We redesigned around an event log. Kafka became the spine, with three topics serving the hot path: transaction-requested, transaction-authorized, and transaction-settled. The switch itself shrank to a thin authorization service that wrote to the log and returned a synchronous decision in under 40ms. Everything downstream became a subscriber that could fall behind without blocking the customer.
// Authorization hot path — keep this lean.

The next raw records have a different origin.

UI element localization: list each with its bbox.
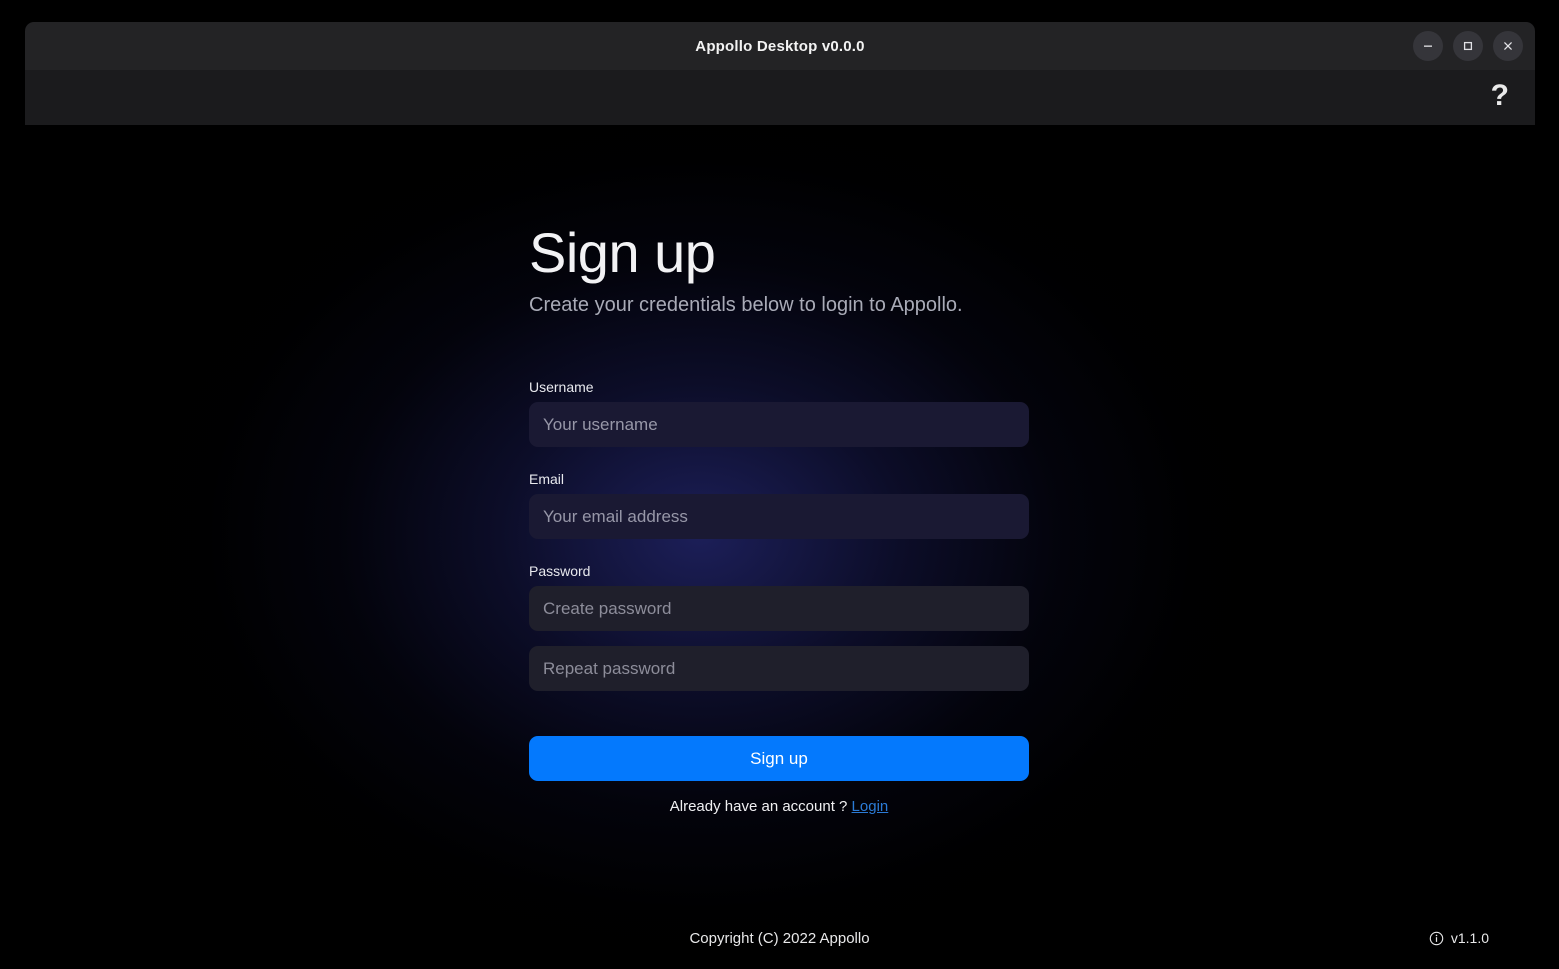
window-chrome: Appollo Desktop v0.0.0 ?	[25, 22, 1535, 125]
email-label: Email	[529, 471, 565, 487]
field-repeat-password	[529, 646, 1029, 691]
app-toolbar: ?	[25, 70, 1535, 125]
email-input[interactable]	[529, 494, 1029, 539]
close-icon	[1502, 40, 1514, 52]
repeat-password-input[interactable]	[529, 646, 1029, 691]
username-input[interactable]	[529, 402, 1029, 447]
maximize-button[interactable]	[1453, 31, 1483, 61]
minimize-icon	[1422, 40, 1434, 52]
footer: Copyright (C) 2022 Appollo v1.1.0	[0, 907, 1559, 969]
footer-copyright: Copyright (C) 2022 Appollo	[689, 929, 870, 947]
minimize-button[interactable]	[1413, 31, 1443, 61]
page-title: Sign up	[529, 221, 716, 284]
main-stage: Sign up Create your credentials below to…	[0, 125, 1559, 969]
maximize-icon	[1462, 40, 1474, 52]
signup-button[interactable]: Sign up	[529, 736, 1029, 781]
password-label: Password	[529, 563, 591, 579]
login-prompt-text: Already have an account ?	[669, 798, 848, 815]
version-indicator: v1.1.0	[1429, 930, 1489, 946]
page-subtitle: Create your credentials below to login t…	[529, 294, 963, 316]
close-button[interactable]	[1493, 31, 1523, 61]
info-circle-icon	[1429, 931, 1444, 946]
field-email: Email	[529, 471, 1029, 539]
window-title: Appollo Desktop v0.0.0	[695, 37, 865, 55]
help-icon[interactable]: ?	[1487, 80, 1513, 115]
field-password: Password	[529, 563, 1029, 631]
title-bar[interactable]: Appollo Desktop v0.0.0	[25, 22, 1535, 70]
password-input[interactable]	[529, 586, 1029, 631]
username-label: Username	[529, 379, 594, 395]
version-label: v1.1.0	[1450, 930, 1489, 946]
login-link[interactable]: Login	[852, 798, 889, 815]
app-root: Appollo Desktop v0.0.0 ? Sign up Create …	[0, 0, 1559, 969]
window-controls	[1413, 22, 1523, 70]
signup-form: Sign up Create your credentials below to…	[529, 225, 1029, 815]
login-prompt-row: Already have an account ? Login	[529, 798, 1029, 815]
field-username: Username	[529, 379, 1029, 447]
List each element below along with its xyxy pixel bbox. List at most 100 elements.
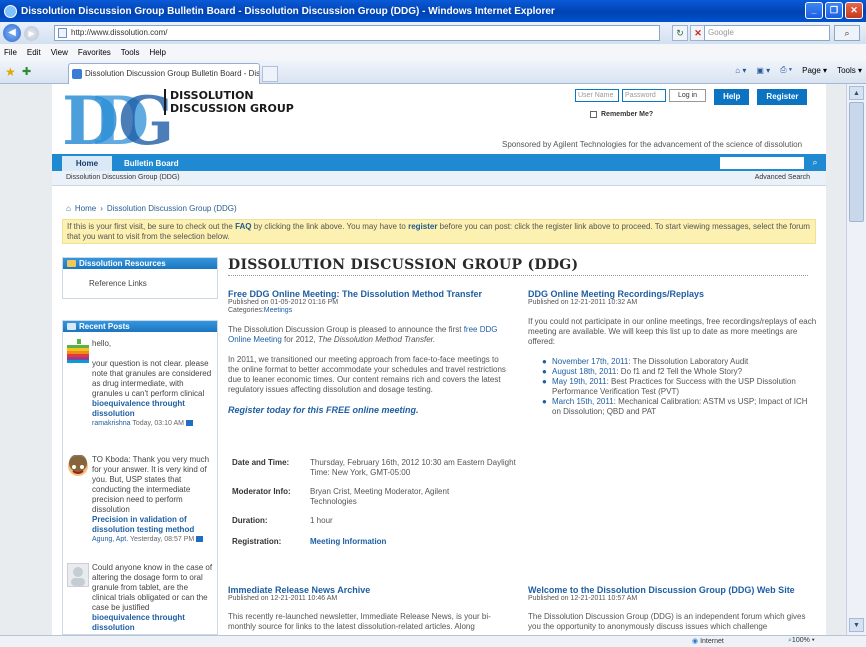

async function authorize(req: TxRequest): Promise<TxDecision> {
const account = await ledger.lockBalance(req.payerId);
if (account.available < req.amount) return reject("INSUFFICIENT_FUNDS");
const decision = await risk.scoreInline(req, { timeoutMs: 25 });
if (decision.deny) return reject(decision.reason);
await kafka.publish("transaction-authorized", req.id, req);
return approve(req.id);
}Lessons that travel
If you are building payment rails on the continent, three lessons from this engagement apply almost universally. First, the regulator is a stakeholder, not a constraint. We invited the central bank's tech team to two of our architecture reviews. They flagged a reporting gap that would have cost us a six-week remediation if discovered post-launch. Second, the agent network is your real-world load test. Telco agents have their own peak-hour patterns, and they cluster geographically. Your read replicas should follow your agents, not your office. Third, idempotency is not optional. Every retry, every double-tap, every dropped USSD session translates to a duplicate request somewhere in your stack.
“We stopped thinking about transactions as RPC calls and started thinking about them as facts in a log. That single mental shift unlocked the throughput we needed.”
What we would do differently
- Invest in synthetic load earlier — we waited until week ten and lost a sprint catching up.
- Treat the reconciliation report as a first-class product, not a back-office artifact.
- Standardize on a single tracing context across mobile, web, and USSD entry points from day one.
- Budget for the regulator-facing audit log as its own service with its own SLA.
The switch went live on a Tuesday at 02:00 GMT. By 09:00 we had cleared four million authorized transactions with a P99 of 87ms. By Friday the engineering team was already planning the next milestone: cross-border interoperability with two neighboring markets. The platform was no longer the bottleneck. The market was.